To my Google Knowledge, a toxic compound called ketone is produced when protein is broken down in a human body, but our kidneys dutifully get rid of it, so everything is cool. :cool:

But if there's too much protein, kidneys get overworked and, when they fail to flush out all the toxins, excess ketones will build up in bloodstream causing a variety of health issues including coma and death in the worst scenario.

Ridding of ketones takes a good amount of water too, so a high protein diet can lead to dehydration. Furthermore, the ketone built-up increases acidity in blood, which in turn requires a significant amount of calcium to normalize. So there may be a correlation between protein intake and calcium, but I'm not sure about iron.

Of course we can't be sure if the same is true with hedgehogs, but it's fair to assume it is. This is probably why the foods excessively high in protein are bad for our hedgies.

I too find much of the hedgehog info coming out of Europe too reliant on the studies conducted on European Hedgehogs and seems often inaccurate and/or inapplicable to our pet African Pygmy Hedgehogs. :(

As a footnote, chitinase, the enzyme which breaks down chitin in insects, is present in the digestive tract of the animals classified under the insectivora order such as shrews, moles, hedgehogs, tenrecs, etc.
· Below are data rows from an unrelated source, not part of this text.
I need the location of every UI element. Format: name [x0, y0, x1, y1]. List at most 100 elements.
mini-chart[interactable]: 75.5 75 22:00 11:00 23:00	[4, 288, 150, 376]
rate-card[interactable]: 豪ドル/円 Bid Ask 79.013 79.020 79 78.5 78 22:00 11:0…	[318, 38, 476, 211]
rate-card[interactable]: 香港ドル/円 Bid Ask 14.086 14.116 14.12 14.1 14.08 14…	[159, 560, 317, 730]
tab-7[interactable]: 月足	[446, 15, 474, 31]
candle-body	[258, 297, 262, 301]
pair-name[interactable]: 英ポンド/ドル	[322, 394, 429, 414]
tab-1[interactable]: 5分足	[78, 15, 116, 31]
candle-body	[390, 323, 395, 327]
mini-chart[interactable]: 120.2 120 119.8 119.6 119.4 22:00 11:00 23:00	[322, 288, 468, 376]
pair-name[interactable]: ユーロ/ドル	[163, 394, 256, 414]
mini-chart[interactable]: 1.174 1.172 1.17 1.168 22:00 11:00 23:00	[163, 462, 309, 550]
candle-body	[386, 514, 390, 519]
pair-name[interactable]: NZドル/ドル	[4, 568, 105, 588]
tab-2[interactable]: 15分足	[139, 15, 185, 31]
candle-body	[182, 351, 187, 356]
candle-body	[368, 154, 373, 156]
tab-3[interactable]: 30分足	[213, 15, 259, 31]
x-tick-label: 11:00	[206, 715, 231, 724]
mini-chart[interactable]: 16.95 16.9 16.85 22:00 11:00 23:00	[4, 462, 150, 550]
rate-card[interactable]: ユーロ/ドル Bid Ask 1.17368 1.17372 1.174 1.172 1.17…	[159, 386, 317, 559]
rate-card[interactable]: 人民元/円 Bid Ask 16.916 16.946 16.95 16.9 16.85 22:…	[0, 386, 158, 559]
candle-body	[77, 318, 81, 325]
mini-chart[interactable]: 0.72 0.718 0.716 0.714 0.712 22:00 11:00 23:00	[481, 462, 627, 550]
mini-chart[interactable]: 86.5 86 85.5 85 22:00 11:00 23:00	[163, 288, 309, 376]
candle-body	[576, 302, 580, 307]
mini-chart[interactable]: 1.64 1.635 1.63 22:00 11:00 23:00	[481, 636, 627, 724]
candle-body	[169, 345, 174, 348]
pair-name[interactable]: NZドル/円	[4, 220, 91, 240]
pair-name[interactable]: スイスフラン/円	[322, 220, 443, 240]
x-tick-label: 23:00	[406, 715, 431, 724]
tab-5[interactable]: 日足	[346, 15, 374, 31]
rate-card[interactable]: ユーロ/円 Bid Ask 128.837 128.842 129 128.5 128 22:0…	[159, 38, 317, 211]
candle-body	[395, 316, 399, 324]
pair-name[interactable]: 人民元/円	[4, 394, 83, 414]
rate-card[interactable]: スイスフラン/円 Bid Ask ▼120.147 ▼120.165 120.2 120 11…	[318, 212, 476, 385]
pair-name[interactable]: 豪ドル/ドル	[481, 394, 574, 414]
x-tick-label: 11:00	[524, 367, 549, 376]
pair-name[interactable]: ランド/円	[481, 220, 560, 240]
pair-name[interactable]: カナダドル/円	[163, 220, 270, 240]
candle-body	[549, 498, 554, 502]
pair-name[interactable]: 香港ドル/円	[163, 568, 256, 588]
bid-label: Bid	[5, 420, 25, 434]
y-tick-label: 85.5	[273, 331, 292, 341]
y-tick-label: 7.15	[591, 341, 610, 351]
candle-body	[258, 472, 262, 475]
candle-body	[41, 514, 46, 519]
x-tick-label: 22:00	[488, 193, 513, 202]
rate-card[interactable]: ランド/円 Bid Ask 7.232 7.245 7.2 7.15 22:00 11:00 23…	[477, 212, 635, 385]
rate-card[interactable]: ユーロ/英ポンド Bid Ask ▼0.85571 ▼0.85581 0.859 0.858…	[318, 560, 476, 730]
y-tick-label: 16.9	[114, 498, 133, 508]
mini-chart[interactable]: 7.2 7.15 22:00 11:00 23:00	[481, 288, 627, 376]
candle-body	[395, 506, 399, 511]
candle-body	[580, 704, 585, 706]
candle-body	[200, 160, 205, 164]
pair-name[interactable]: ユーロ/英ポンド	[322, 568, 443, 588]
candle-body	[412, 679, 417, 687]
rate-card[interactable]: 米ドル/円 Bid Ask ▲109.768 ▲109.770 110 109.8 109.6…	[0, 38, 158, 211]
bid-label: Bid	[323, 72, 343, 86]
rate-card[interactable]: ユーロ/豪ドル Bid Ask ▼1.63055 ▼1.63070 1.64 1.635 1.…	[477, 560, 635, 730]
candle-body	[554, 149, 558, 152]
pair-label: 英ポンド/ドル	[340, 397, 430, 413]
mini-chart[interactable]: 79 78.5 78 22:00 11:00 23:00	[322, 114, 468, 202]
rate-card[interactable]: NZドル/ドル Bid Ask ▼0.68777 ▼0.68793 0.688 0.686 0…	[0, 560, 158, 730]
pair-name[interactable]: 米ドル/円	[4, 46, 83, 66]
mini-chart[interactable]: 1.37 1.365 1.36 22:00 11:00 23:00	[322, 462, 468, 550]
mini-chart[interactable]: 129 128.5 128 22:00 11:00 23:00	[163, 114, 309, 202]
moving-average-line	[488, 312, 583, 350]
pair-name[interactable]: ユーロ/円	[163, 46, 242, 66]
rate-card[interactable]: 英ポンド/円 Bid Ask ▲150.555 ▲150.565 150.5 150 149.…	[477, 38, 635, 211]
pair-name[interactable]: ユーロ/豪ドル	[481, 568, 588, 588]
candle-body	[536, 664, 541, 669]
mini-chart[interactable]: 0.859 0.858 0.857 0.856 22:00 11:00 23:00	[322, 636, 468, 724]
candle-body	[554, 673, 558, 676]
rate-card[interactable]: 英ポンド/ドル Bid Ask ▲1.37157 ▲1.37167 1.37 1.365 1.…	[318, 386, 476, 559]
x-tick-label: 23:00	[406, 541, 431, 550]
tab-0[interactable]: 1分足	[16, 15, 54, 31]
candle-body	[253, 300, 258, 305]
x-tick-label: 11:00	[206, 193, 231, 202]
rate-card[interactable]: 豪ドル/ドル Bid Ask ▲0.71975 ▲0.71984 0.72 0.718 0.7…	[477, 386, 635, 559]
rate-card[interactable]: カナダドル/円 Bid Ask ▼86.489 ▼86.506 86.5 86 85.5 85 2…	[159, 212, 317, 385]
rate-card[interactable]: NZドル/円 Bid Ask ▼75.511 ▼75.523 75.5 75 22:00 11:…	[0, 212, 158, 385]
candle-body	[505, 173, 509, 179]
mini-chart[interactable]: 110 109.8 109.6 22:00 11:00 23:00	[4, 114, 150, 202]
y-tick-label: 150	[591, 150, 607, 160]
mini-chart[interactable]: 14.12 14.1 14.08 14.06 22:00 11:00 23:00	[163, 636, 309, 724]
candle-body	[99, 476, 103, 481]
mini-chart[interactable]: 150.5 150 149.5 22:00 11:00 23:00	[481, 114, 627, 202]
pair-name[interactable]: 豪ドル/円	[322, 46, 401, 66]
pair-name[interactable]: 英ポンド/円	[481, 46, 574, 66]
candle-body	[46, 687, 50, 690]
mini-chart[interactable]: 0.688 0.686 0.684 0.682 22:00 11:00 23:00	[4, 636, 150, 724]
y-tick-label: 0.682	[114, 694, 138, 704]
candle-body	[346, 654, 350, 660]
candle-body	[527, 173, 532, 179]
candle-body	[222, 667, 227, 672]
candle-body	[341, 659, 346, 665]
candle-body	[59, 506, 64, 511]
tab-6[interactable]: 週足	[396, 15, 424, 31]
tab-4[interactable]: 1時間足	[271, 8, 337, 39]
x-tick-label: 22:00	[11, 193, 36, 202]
So theoretically they can digest both live and dried insects alike. However, considering that typical moisture/water content in live insects is over 60% versus less than 10% in dried insects, it's quite possible that chitinase doesn't work properly and may cause an impaction in some hedgehogs when dried insects are fed in a large amount and/or on a regular basis (contrary to the popular belief that the drying process destroys the enzyme). This is why I'm leery of feeding too many dried insects to our hedgies. If you choose to feed dried/processed bugs, please be careful and exercise moderation.